Se per Itaca volgi il tuo viaggio, / fai voti che ti sia lunga la via, / e colma di vicende e conoscenze... (Konstantinos Kavafis)

venerdì 3 luglio 2009

Marc Bloch: Osservare la Storia e Cambiare Casa

Mi ero fermato per confessare a me stesso una stanchezza subdola e una noia soffusa mentre mi preparo spiritualmente a ricambiare fra qualche giorno Heimat, non solo geografica, quando, capitatami sotto gli occhi l'Apologia della Storia, o Il mestiere di storico di Marc Bloch, ho letto nel capitolo 2, intitolato "L'osservazione storica", queste due frasi:

Il passato è, per definizione, un dato non modificabile. Ma la conoscenza del passato è una cosa in fieri, che si trasforma e si perfezione incessantemente.
e
È sempre spiacevole dire: "Non so", "Non posso sapere". Bisogna dirlo solo dopo aver disperatamente, energicamente cercato.
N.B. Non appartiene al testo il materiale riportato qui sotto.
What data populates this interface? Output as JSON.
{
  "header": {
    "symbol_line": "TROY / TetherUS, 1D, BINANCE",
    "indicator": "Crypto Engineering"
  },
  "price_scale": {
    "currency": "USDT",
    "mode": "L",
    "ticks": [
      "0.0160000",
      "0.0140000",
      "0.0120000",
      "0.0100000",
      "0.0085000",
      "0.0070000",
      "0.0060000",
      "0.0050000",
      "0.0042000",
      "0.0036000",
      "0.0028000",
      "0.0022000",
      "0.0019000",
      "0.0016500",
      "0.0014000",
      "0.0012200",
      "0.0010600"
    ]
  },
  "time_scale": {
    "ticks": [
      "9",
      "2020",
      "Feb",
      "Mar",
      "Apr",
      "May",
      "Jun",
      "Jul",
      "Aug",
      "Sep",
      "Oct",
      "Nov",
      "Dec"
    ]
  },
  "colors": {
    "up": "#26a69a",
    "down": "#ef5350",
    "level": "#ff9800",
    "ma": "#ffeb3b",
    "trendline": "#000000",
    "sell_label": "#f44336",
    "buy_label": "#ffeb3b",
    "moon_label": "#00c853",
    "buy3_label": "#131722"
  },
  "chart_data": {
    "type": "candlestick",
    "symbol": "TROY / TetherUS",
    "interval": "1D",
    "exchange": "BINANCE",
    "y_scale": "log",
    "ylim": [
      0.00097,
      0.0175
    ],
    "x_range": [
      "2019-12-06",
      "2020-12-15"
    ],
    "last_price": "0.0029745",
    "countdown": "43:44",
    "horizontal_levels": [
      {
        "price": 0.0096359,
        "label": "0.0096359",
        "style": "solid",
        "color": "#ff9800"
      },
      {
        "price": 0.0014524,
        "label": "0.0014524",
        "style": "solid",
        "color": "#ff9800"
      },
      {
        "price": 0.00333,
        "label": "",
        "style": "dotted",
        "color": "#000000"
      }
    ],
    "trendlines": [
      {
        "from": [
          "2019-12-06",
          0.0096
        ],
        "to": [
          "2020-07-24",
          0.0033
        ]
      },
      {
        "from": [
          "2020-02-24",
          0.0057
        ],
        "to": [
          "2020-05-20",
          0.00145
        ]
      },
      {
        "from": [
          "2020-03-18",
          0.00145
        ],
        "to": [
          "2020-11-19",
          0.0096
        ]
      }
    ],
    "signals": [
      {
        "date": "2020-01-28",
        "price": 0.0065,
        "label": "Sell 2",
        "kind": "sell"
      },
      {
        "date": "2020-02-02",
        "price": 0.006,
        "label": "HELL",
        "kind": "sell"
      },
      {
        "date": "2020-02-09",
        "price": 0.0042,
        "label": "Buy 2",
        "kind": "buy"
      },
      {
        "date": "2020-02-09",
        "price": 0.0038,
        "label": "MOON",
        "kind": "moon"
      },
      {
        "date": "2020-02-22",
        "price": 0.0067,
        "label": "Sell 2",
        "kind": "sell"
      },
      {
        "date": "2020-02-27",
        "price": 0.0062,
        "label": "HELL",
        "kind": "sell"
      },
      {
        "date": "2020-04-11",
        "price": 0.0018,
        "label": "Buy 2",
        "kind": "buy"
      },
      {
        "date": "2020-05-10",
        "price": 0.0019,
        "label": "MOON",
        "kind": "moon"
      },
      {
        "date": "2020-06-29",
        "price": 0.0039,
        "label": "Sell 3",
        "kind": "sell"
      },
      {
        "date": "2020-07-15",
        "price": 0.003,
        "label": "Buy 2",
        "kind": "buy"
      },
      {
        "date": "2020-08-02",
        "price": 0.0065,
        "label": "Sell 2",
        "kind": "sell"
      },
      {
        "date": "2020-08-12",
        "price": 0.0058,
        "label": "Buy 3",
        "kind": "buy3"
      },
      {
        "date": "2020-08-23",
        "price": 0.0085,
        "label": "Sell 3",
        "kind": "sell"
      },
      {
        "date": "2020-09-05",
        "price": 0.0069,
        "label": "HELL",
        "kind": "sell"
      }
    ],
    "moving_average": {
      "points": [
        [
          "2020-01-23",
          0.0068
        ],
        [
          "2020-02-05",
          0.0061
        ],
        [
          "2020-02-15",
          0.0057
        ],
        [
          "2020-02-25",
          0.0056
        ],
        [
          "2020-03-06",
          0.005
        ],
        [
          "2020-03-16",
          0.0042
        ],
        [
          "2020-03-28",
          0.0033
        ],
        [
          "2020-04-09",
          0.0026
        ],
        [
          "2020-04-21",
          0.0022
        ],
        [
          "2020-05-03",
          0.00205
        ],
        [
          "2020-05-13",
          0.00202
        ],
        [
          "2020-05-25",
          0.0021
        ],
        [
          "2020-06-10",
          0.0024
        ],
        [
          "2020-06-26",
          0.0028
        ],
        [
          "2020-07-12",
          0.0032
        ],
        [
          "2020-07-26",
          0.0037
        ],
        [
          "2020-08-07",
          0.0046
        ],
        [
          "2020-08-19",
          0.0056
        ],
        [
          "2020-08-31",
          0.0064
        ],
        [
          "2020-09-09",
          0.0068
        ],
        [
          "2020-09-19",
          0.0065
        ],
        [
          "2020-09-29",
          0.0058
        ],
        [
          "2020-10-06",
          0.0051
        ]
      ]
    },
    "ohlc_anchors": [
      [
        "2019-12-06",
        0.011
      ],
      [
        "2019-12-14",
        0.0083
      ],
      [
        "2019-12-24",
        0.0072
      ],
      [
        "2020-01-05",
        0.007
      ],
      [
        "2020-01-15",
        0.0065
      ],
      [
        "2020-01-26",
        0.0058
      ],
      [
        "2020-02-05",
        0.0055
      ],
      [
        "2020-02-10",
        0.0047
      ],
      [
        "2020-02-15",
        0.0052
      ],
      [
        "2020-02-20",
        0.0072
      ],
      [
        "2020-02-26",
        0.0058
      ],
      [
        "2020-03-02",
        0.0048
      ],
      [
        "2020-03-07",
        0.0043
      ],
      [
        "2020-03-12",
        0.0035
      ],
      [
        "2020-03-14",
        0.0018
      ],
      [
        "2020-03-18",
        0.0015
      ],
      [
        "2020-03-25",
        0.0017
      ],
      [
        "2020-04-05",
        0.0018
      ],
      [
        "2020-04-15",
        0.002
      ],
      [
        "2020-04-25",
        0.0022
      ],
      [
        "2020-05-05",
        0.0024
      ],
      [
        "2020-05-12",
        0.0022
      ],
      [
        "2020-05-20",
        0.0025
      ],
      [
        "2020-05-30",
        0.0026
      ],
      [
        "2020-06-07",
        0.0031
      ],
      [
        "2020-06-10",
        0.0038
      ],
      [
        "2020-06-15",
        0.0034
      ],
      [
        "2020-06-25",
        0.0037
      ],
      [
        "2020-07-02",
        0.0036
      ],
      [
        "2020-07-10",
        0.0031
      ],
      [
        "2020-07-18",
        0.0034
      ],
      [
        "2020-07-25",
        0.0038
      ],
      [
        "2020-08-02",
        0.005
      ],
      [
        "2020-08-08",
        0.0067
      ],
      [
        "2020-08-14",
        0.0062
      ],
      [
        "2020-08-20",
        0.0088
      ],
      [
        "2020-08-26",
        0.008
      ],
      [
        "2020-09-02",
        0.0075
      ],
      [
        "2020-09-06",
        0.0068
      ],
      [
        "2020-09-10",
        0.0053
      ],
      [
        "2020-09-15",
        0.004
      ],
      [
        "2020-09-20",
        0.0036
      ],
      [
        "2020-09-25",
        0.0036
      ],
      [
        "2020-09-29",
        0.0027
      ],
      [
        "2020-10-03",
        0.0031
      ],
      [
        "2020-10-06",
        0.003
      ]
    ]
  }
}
Ma ci sono momenti in cui il più imperioso dovere dello studioso è, avendo tentato tutto, arrendersi all'ignoranza e confessarla onestamente.

Mi ha colpito una consonanza, che mi fa ricondurre tutto ad un baricentro da molto tempo stabile e profondo dei miei pensieri: come cioè l'Essere sia Ricordo - esse est memini - e come il Ricordo sia appropriazione dello Spazio.
Uno spazio logico certo, una possibilità strutturale (ho in mente Petitot-Cocorda e la sua Morfogenesi del Senso) ma ovviamente anche uno spazio possibile geografico, dunque topologico nel senso più concreto del termine.
Non viene allora l'ignoranza di cui parla Bloch, anche dal cambiare Casa, Heimat? Non credo si tratti del punto di vista, ma invece del grado di penetrazione differente richiesto allo storico per osservare correttamente fatti vicini così come lontani - Bloch, qualche pagina prima nello stesso capitolo, parla non della differenza di strumenti, quanto proprio della differenza di grado, che rende in tutto simile studiare la Preistoria o il Seicento, per quel che concerne il Metodo.
Ma il metodo è sempre e pur sempre abitudine, consuetudine a muoversi in un certo spazio - dunque anche il cambiare Casa coinvolge il vedere la Storia differentemente, ri-cor-darla in modo diverso: ecco perchè ci si può disperare dopo aver cercato - perché si è perso l'orientamento e non si ha la familiarità coi luoghi di ragionamento e di analisi.
Potrebbe parere molto inglese, come tipo di posizione: non era forse Hume a parlare di abitudine come mezzo supremo di conoscenza e insieme condizione fondante? E sulla sua linea, non si muove anche Russell, che parla appunto di aquaintance?
Ma non è forse il ricordo la misura massima della familiarità con le cose, che sono sempre presenti in noi grazie solamente a questo? Non è forse così con una memoria delle cose che parte già dalla fisiologia, quando ogni attimo ed ogni esperienza imprime un cambiamento alle nostre cellule e da lì ai pensieri? Vivere attraverso i pensieri non è forse ricordare, e i pensieri quindi non sono forse la dimostrazione che si vive per la Morte, che è ricordo in quanto "presenza delle Cose in loro assenza", trasformazione nella Carne di cose che non sono più?
Mi muovo entro una costellazione di pensieri heideggeriana, ma il legame mi pare scoperto, anche con Bloch.